Zhang Jiexin, Ji Yuan, Zhang Li
Department of Bioinformatics and Computational Biology, The University of Texas M.D. Anderson Cancer Center, 1515 Holcombe Boulevard, Unit 237, Houston, TX 77030-4009, USA.
Bioinformatics. 2007 Nov 1;23(21):2903-9. doi: 10.1093/bioinformatics/btm482. Epub 2007 Oct 5.
It is an important and difficult task to extract gene network information from high-throughput genomic data. A common approach is to cluster genes using pairwise correlation as a distance metric. However, pairwise correlation is clearly too simplistic to describe the complex relationships among real genes since co-expression relationships are often restricted to a specific set of biological conditions/processes. In this study, we described a three-way gene interaction model that captures the dynamic nature of co-expression relationship between a gene pair through the introduction of a controller gene.
We surveyed 0.4 billion possible three-way interactions among 1000 genes in a microarray dataset containing 678 human cancer samples. To test the reproducibility and statistical significance of our results, we randomly split the samples into a training set and a testing set. We found that the gene triplets with the strongest interactions (i.e. with the smallest P-values from appropriate statistical tests) in the training set also had the strongest interactions in the testing set. A distinctive pattern of three-way interaction emerged from these gene triplets: depending on the third gene being expressed or not, the remaining two genes can be either co-expressed or mutually exclusive (i.e. expression of either one of them would repress the other). Such three-way interactions can exist without apparent pairwise correlations. The identified three-way interactions may constitute candidates for further experimentation using techniques such as RNA interference, so that novel gene network or pathways could be identified.
从高通量基因组数据中提取基因网络信息是一项重要且艰巨的任务。一种常见的方法是使用成对相关性作为距离度量来对基因进行聚类。然而,成对相关性显然过于简单,无法描述真实基因之间的复杂关系,因为共表达关系通常局限于特定的一组生物学条件/过程。在本研究中,我们描述了一种三向基因相互作用模型,该模型通过引入一个控制基因来捕捉基因对之间共表达关系的动态本质。
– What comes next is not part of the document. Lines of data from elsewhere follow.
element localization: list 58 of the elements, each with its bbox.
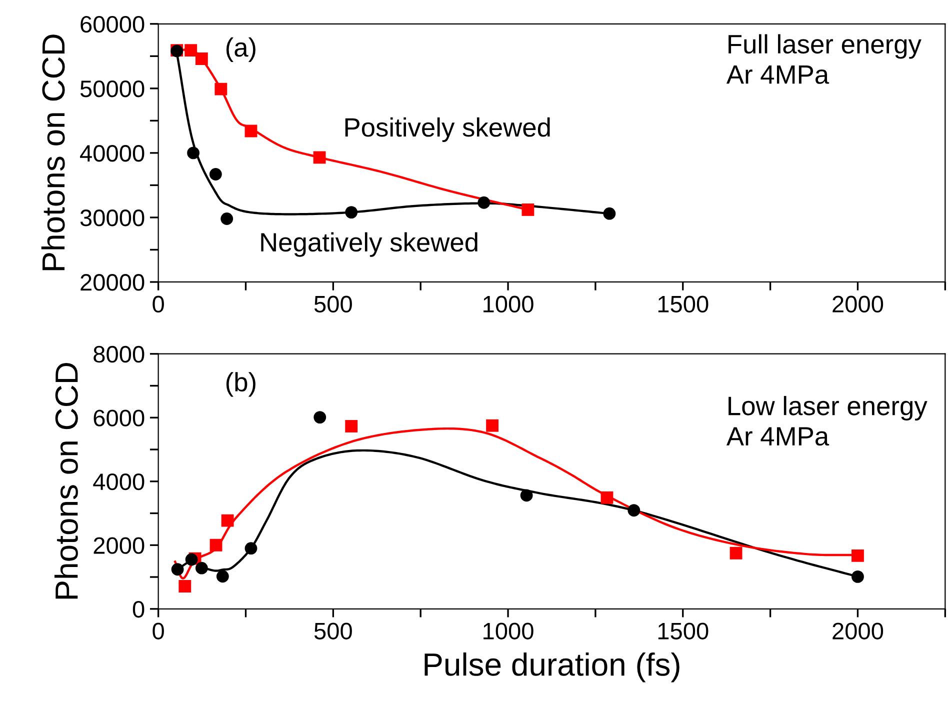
y-tick-label: 8000 xyxy=(94,346,144,363)
point xyxy=(216,570,229,583)
annotation: Positively skewed xyxy=(345,117,550,142)
y-tick-label: 50000 xyxy=(80,80,144,98)
point xyxy=(600,491,614,504)
point xyxy=(486,419,498,432)
point xyxy=(478,196,490,209)
point xyxy=(195,562,208,574)
point xyxy=(244,542,258,555)
annotation: (a) xyxy=(226,37,256,62)
point xyxy=(244,124,258,138)
point xyxy=(214,82,228,96)
annotation: (b) xyxy=(226,372,256,397)
annotation: Low laser energy Ar 4MPa xyxy=(726,396,928,446)
point xyxy=(221,514,234,527)
point xyxy=(730,546,742,560)
point xyxy=(852,570,864,583)
x-axis-title: Pulse duration (fs) xyxy=(424,652,680,682)
y-tick-label: 6000 xyxy=(94,410,144,426)
x-tick-label: 0 xyxy=(152,296,164,313)
point xyxy=(603,207,616,220)
point xyxy=(313,151,326,164)
point xyxy=(220,212,234,225)
annotation: Full laser energy Ar 4MPa xyxy=(726,34,922,84)
point xyxy=(195,52,208,65)
y-axis-title: Photons on CCD xyxy=(41,34,65,270)
y-tick-label: 4000 xyxy=(93,473,144,490)
y-axis-title: Photons on CCD xyxy=(54,363,78,599)
y-tick-label: 40000 xyxy=(80,145,144,162)
x-tick-label: 2000 xyxy=(832,622,884,640)
point xyxy=(184,44,198,57)
point xyxy=(187,146,200,160)
x-tick-label: 1500 xyxy=(658,296,708,313)
point xyxy=(852,549,864,562)
point xyxy=(520,489,533,502)
x-tick-label: 0 xyxy=(152,622,164,640)
x-tick-label: 1000 xyxy=(484,622,534,640)
point xyxy=(522,204,534,216)
point xyxy=(628,504,640,517)
point xyxy=(178,580,192,592)
x-tick-label: 500 xyxy=(314,296,352,313)
point xyxy=(345,206,358,219)
y-tick-label: 20000 xyxy=(80,274,144,291)
point xyxy=(171,563,184,576)
point xyxy=(210,538,222,552)
x-tick-label: 1500 xyxy=(658,622,708,640)
y-tick-label: 30000 xyxy=(80,210,144,226)
point xyxy=(209,168,222,180)
point xyxy=(185,553,198,566)
x-tick-label: 500 xyxy=(314,622,352,640)
y-tick-label: 2000 xyxy=(94,537,144,554)
y-tick-label: 0 xyxy=(132,600,144,618)
point xyxy=(314,411,326,424)
x-tick-label: 1000 xyxy=(484,296,534,313)
annotation: Negatively skewed xyxy=(261,232,478,257)
y-tick-label: 60000 xyxy=(80,16,144,33)
x-tick-label: 2000 xyxy=(832,296,884,313)
point xyxy=(345,420,358,432)
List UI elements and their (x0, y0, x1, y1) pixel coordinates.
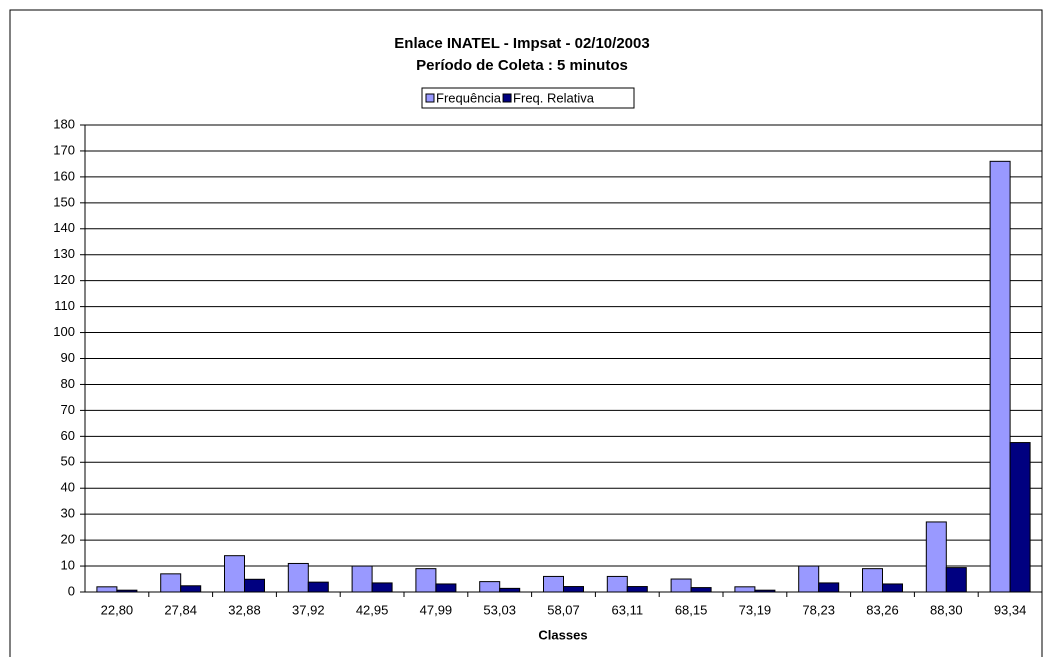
bar (670, 578, 692, 593)
x-axis-label: Classes (538, 627, 587, 642)
y-tick-label: 20 (61, 532, 75, 547)
x-tick-label: 22,80 (101, 602, 134, 617)
bar (626, 586, 648, 593)
bar (818, 582, 840, 593)
x-tick-label: 88,30 (930, 602, 963, 617)
x-tick-label: 53,03 (483, 602, 516, 617)
chart-title: Enlace INATEL - Impsat - 02/10/2003 (394, 35, 649, 52)
bar (754, 589, 776, 593)
y-tick-label: 120 (53, 272, 75, 287)
y-tick-label: 80 (61, 376, 75, 391)
x-tick-label: 63,11 (612, 602, 644, 617)
legend-box (421, 87, 635, 109)
bar (307, 581, 329, 593)
y-tick-label: 130 (53, 246, 75, 261)
bar (224, 555, 245, 593)
bar (606, 575, 628, 593)
y-tick-label: 10 (61, 557, 75, 572)
x-tick-label: 73,19 (739, 602, 772, 617)
y-tick-label: 30 (61, 506, 75, 521)
bar (160, 573, 182, 593)
y-tick-label: 170 (53, 142, 75, 157)
x-tick-label: 68,15 (675, 602, 708, 617)
bar (925, 521, 947, 593)
x-tick-label: 93,34 (994, 602, 1027, 617)
bar (244, 578, 265, 593)
x-tick-label: 27,84 (164, 602, 197, 617)
bar (734, 586, 756, 593)
x-tick-label: 37,92 (292, 602, 325, 617)
legend-label: Freq. Relativa (513, 90, 595, 105)
legend-label: Frequência (436, 90, 502, 105)
y-tick-label: 90 (61, 350, 75, 365)
y-tick-label: 140 (53, 220, 75, 235)
bar (435, 583, 457, 593)
x-tick-label: 42,95 (356, 602, 389, 617)
chart-frame (9, 9, 1043, 657)
y-tick-label: 50 (61, 454, 75, 469)
bar (945, 567, 967, 593)
bar (862, 568, 883, 593)
bar (180, 585, 202, 593)
y-tick-label: 60 (61, 428, 75, 443)
bar (882, 583, 903, 593)
bar (351, 565, 373, 593)
bar (96, 586, 118, 593)
y-tick-label: 180 (53, 116, 75, 131)
bar (287, 562, 309, 593)
y-tick-label: 150 (53, 194, 75, 209)
y-tick-label: 110 (54, 298, 75, 313)
bar (690, 587, 712, 593)
x-tick-label: 32,88 (228, 602, 261, 617)
legend-swatch (502, 93, 512, 103)
x-tick-label: 78,23 (802, 602, 835, 617)
bar (116, 589, 138, 593)
bar (371, 582, 393, 593)
bar (479, 581, 501, 593)
x-tick-label: 58,07 (547, 602, 580, 617)
y-tick-label: 40 (61, 480, 75, 495)
y-tick-label: 160 (53, 168, 75, 183)
x-tick-label: 47,99 (420, 602, 453, 617)
chart-subtitle: Período de Coleta : 5 minutos (416, 57, 628, 74)
bar (563, 586, 584, 593)
bar (989, 160, 1011, 593)
legend-swatch (425, 93, 435, 103)
bar (798, 565, 820, 593)
y-tick-label: 70 (61, 402, 75, 417)
y-tick-label: 100 (53, 324, 75, 339)
y-tick-label: 0 (68, 583, 75, 598)
bar (543, 575, 564, 593)
x-tick-label: 83,26 (866, 602, 899, 617)
bar (499, 587, 521, 593)
bar (415, 568, 437, 593)
bar (1009, 442, 1031, 593)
我们在一个包含678个人类癌症样本的微阵列数据集中,对1000个基因之间的4亿种可能的三向相互作用进行了调查。为了测试我们结果的可重复性和统计显著性,我们将样本随机分为训练集和测试集。我们发现,在训练集中具有最强相互作用(即来自适当统计检验的P值最小)的基因三联体在测试集中也具有最强的相互作用。从这些基因三联体中出现了一种独特的三向相互作用模式:取决于第三个基因是否表达,其余两个基因可以是共表达的,也可以是相互排斥的(即其中任何一个的表达都会抑制另一个)。这种三向相互作用可以在没有明显成对相关性的情况下存在。所识别出的三向相互作用可能构成使用RNA干扰等技术进行进一步实验的候选对象,从而可以识别新的基因网络或途径。